In fact, where the idea of federal healthcare is concerned, while discussing the Founder’s division of federal and state government powers, Jefferson had noted that the Founder’s had trusted the states, not Congress and the Oval Office, with the care of the people.

“Our citizens have wisely formed themselves into one nation as to others and several States as among themselves. To the united nation belong our external and mutual relations; to each State, severally, the care of our persons (emphasis added), our property, our reputation and religious freedom.” –Thomas Jefferson: To Rhode Island Assembly, 1801.

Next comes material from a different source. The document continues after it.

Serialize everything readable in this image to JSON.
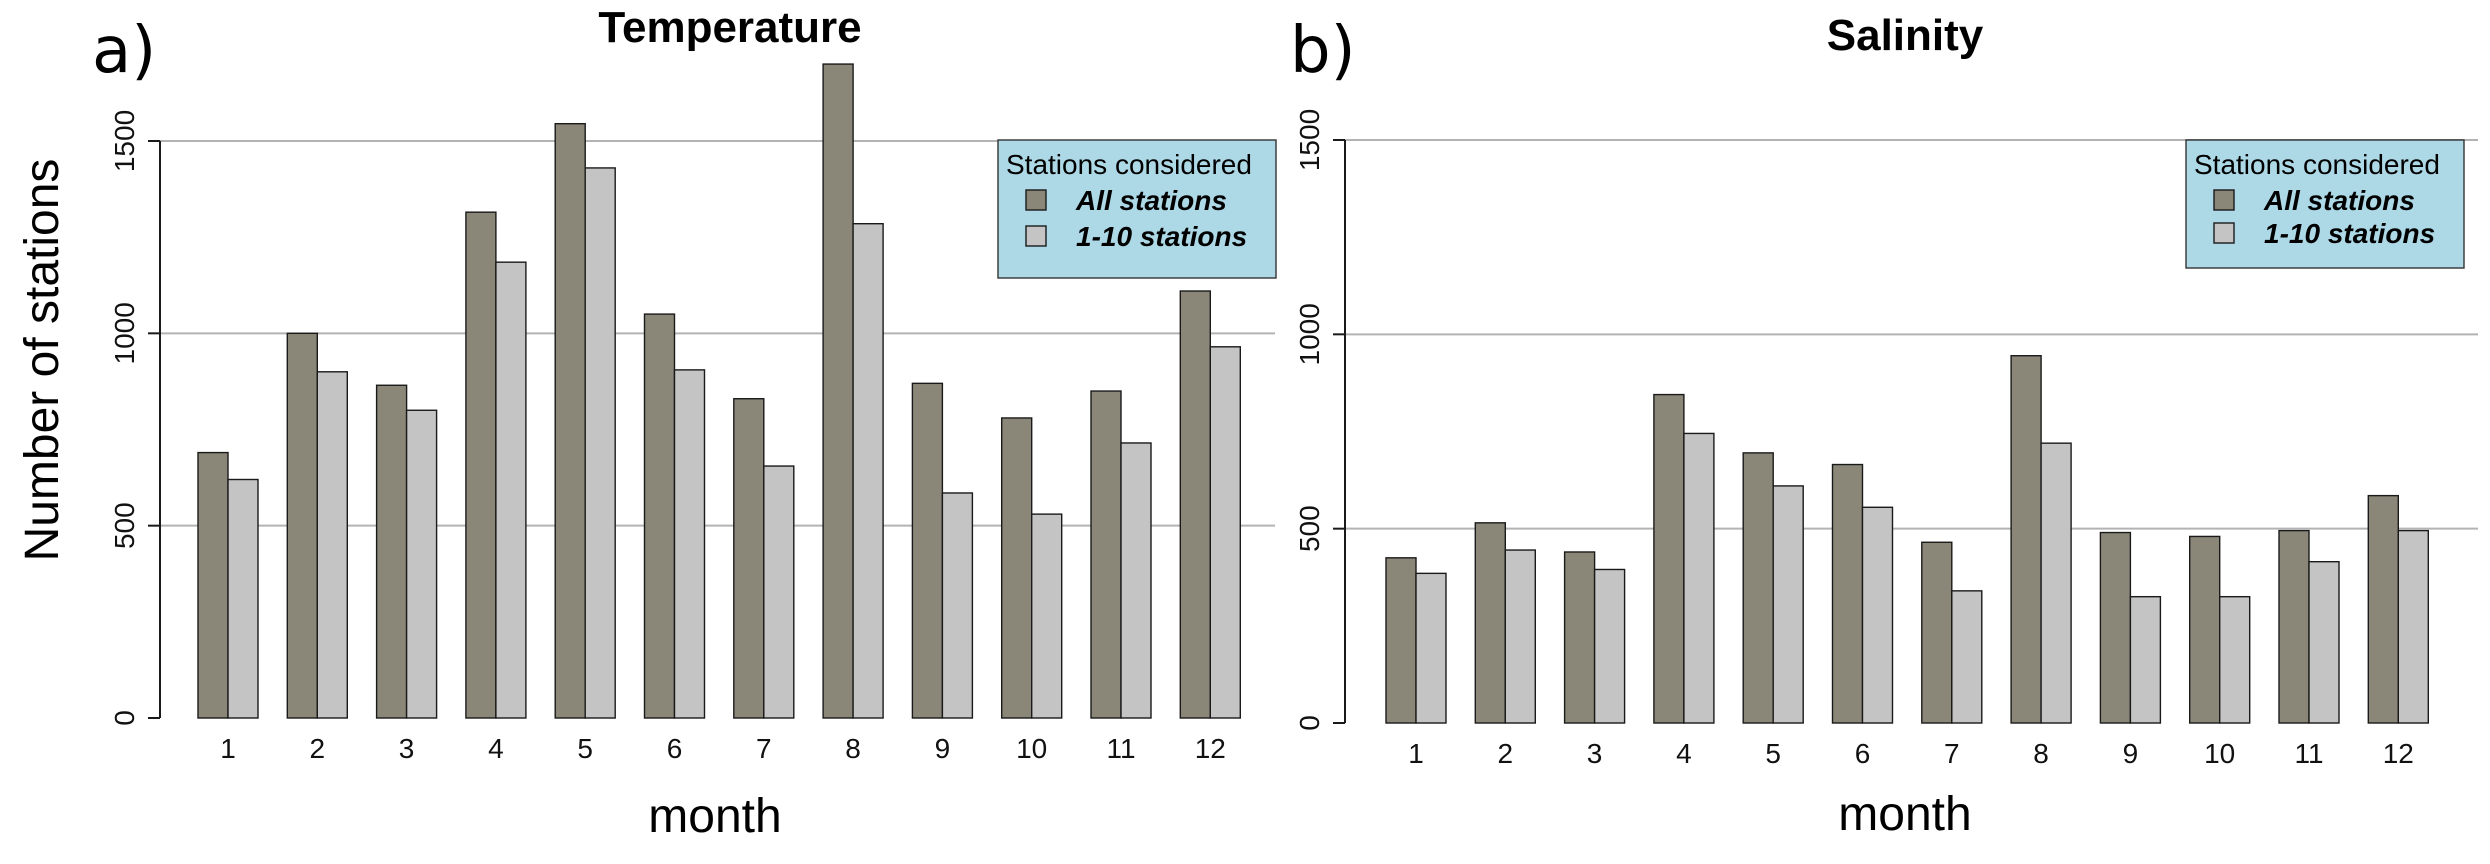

But more importantly concerning the constitutionality of Obamacare, the USSC has already established the case precedent that Congress has no business interfering with intrastate medical practice.

“Direct control of medical practice in the states is obviously beyond the power of Congress.” –Linder v. United States, 1925.

Sadly the reason that the USSC wrongly decided to allow Congress to overstep its Commerce Clause limits in Wickard v. Filburn is this. Socialist FDR had initially tried to stack the Supreme Court so that the Court would give the green light to legislation inspired by FDR, legislation which established his constitutionally indefensible social spending programs. But Congress disagreed with FDR’s plan to stack the Court, so FDR didn’t get his way.

However, FDR was in office long enough that he was able to establish an activist justice majority who saw things his way. And when the USSC decided Wickard v. Filburn, FDR’s puppet justices wrongly ignored both Jefferson’s clarification of the limits of Congress’s powers with respect to the Commerce Clause, and also previous case precedent which had clarified that Congress has no business interfering with intrastate medical practice.

The bottom line concerning the constitutionality of Obamacare is this. The corrupt Court is wrongly allowing Congress to use the “Necessary and Proper” clause (Article I, Section 8, Clause 18) as an excuse to ignore it’s Article V requirement to petition the states for specific new powers via constitutional amendments. And Congress had been getting away with this because citizens are no longer being taught about Congress’s constitutionally limited powers.

What a mess! :^(

Firstly, premarital sex cannot be banned or regulated due to the right to privacy, established in Griswold v. Connecticut based on the Bill of Rights and the Fourteenth Amendment. Secondly, although I believe the health care mandate is probably unconstitutional, a case can be made that it directly regulates (compels) a form of commerce (i.e. buying health insurance). Premarital sex is not a form of commerce and has no impact on commerce in and of itself.